もし、しいがお前の性癖を歪めちまったようなら、流石にあの紅い女に謝っとくべきかと」
死に近づかないと興奮できない、なんて困った性癖に目覚めてしまっていたら、さしもの椎苗であっても罪悪感を覚えるのだった。
「はあ、覚悟はいいんですがね。
余裕が足りねえんですよ、お前は」
そう困ったように笑いながら。
ストン、という音と共に、少女の前に紅い刀が降ってきた。
「そいつもお前の事は気に入ってますからね。
別に触れるくらい構わねーですよ。
ただ、めちゃくちゃ腹が減りますから、うっかり餓死すんじゃねーですよ」
紅い刀は、妖しい輝きと共に刀身を晒す。
刀の形状なのは、少女に馴染みのある物になったのだろう。
しかし、どれだけ神器の意識が穏やかで優しくとも、その性質は飢餓と死。
触れているだけで、多大な生命力を失い、飢餓感に苦しむ事になり。
凝縮された『死』という概念に触れれば、己が死んだと錯覚しかねない。
■緋月 >
「だから誤解ですって……。
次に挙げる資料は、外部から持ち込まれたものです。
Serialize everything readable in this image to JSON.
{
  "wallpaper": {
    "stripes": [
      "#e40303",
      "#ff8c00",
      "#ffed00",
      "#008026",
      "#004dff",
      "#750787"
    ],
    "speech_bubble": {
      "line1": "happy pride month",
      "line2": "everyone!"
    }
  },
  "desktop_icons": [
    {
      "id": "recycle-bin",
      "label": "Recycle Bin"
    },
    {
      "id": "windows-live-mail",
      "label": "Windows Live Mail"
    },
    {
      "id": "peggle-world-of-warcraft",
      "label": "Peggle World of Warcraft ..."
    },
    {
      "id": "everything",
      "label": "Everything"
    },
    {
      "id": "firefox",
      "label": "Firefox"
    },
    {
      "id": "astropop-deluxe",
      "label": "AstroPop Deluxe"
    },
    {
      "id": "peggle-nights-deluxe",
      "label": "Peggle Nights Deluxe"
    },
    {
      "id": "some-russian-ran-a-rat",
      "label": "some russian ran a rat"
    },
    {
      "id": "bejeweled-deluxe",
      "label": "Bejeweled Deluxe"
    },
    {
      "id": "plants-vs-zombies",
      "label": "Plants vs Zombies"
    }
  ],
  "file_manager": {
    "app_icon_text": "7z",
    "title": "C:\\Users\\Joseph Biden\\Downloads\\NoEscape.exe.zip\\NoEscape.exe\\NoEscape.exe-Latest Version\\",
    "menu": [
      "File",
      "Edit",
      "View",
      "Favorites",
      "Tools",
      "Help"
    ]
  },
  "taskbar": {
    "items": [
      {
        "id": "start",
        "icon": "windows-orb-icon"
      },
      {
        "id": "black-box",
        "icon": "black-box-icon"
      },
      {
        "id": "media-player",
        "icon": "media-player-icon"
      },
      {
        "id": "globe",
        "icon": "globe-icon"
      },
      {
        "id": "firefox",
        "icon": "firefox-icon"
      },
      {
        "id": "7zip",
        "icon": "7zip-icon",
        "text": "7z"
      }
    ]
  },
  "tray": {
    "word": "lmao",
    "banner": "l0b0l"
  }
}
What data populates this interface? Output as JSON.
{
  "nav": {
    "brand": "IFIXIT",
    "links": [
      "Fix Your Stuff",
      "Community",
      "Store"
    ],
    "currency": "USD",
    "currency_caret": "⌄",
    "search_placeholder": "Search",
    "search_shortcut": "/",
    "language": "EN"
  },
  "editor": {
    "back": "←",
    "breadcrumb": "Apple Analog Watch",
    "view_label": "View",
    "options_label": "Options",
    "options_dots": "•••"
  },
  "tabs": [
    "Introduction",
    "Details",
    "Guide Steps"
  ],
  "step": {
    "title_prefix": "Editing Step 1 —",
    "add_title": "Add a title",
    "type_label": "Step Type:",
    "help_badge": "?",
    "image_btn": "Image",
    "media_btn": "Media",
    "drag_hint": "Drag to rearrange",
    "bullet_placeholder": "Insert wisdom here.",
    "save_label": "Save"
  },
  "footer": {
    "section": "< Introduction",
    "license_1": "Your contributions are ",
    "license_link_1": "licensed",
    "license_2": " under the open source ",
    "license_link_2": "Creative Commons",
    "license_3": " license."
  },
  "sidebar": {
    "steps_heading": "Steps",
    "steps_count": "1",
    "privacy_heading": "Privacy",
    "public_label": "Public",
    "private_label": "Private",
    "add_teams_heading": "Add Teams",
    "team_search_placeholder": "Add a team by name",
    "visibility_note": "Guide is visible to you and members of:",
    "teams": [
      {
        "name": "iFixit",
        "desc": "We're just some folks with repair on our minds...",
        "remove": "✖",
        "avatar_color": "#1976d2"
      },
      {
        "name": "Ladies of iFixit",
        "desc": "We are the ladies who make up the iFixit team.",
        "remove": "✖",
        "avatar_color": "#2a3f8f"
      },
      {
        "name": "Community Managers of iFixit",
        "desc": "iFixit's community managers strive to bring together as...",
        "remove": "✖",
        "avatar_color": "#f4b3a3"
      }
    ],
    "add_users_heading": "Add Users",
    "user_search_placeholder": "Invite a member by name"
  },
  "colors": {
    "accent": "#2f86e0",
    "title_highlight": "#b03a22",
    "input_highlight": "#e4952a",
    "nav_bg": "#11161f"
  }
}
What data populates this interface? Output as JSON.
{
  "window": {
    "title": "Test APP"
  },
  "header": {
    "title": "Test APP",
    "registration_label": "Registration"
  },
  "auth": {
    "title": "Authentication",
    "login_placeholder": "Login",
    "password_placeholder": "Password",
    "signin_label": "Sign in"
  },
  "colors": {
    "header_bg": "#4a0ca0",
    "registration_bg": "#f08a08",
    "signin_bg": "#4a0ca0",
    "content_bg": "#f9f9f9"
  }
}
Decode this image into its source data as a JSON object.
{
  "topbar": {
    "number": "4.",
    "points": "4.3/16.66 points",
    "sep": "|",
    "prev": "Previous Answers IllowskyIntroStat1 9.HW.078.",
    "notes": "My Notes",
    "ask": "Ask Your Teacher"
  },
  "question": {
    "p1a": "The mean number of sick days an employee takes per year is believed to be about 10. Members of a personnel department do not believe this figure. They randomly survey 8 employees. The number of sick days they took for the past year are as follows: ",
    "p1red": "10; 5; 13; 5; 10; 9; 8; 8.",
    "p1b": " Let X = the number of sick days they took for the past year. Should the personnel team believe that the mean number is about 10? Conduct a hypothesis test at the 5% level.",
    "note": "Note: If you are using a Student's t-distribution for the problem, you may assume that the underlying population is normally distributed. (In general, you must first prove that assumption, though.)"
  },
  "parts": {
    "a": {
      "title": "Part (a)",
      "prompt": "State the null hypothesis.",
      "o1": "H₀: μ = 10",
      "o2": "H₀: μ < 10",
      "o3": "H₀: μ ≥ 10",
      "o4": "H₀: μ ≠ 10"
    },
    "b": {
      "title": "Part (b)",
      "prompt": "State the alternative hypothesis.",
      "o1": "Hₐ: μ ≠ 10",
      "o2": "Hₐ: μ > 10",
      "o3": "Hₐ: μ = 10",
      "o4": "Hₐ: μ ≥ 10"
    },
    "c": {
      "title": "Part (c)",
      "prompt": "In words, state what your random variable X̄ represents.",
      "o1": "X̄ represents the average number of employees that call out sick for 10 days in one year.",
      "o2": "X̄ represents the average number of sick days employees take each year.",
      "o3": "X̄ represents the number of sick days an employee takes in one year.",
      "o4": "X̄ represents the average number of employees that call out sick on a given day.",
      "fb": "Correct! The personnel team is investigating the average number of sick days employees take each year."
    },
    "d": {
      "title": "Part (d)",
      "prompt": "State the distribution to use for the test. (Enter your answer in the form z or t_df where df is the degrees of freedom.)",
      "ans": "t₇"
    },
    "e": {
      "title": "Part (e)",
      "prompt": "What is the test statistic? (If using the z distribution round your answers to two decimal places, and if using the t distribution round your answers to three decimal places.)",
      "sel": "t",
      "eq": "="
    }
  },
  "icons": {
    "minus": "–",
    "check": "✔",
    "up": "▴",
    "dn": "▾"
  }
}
」
しょんもり。
兎も角、目の前に降って来た紅い刀に目を向ける。
――形が違っていても、直ぐに分かる。刀から感じる雰囲気は、あの夜に己に「死」を
刻み付けたあの剣と、全く同じものだ。
「すみません…余裕がないのは、認めますけど…口にするには危険過ぎる
事情が絡んでいるから、とだけ、言わせてください。」
流石に色々と忙しいであろう先輩を巻き込むわけにはいかず。
そもそも、事情を話してしまったら彼女の身にも危険が及びかねない。
「気に入って頂けているのは…はい、恐縮です。
――では、失礼します。」
そう答えると、一度大きく深呼吸をして――
――ぐ、と、目の前に突き刺さる紅い刀の柄を握り締める。
■緋月 >
「――――――――――ぁ。」
次の瞬間。
凄まじい飢餓感と生命力の喪失。
そして、それそのものが『死』といえる刀に強く触れた事で。
両目の焦点が完全に合わない状態で、
書生服姿の少女は、ぱたりとその場に倒れ込んでしまった。
がたん、と大きな音がして、狼を象った黒い仮面の位置がまた大きくずれている。
■神樹椎苗 >
「――む」
倒れ込む少女。
その姿に、椎苗もゆっくりと立ち上がって。
軽々とその紅い刀を手に取った。
「ふむ――別に危険なほど『喰った』わけじゃねーですね」
椎苗がそう言うと、『当然ですっ』と言わんばかりに紅い刀身が光る。
慌てる様子の仮面に、ひらひらと手を振り。
「大丈夫、命に別状はねーですよ。
ただ――ちょっと夢を見てるだけです。
まあうっかり魅入られでもしたら、戻って来ねーかもしれませんが」
その心配はあまりしていない。
一時とはいえ、使徒としてその身を置いた少女だ。
まやかしの死の安らぎに魅入られるようであれば――あの女も必要とはしないだろう、そんな確信もあった。
「さて――この困った娘は、どんな夢を見てることやら」
倒れ込んだ少女の隣に座り込み、その顔を見守った。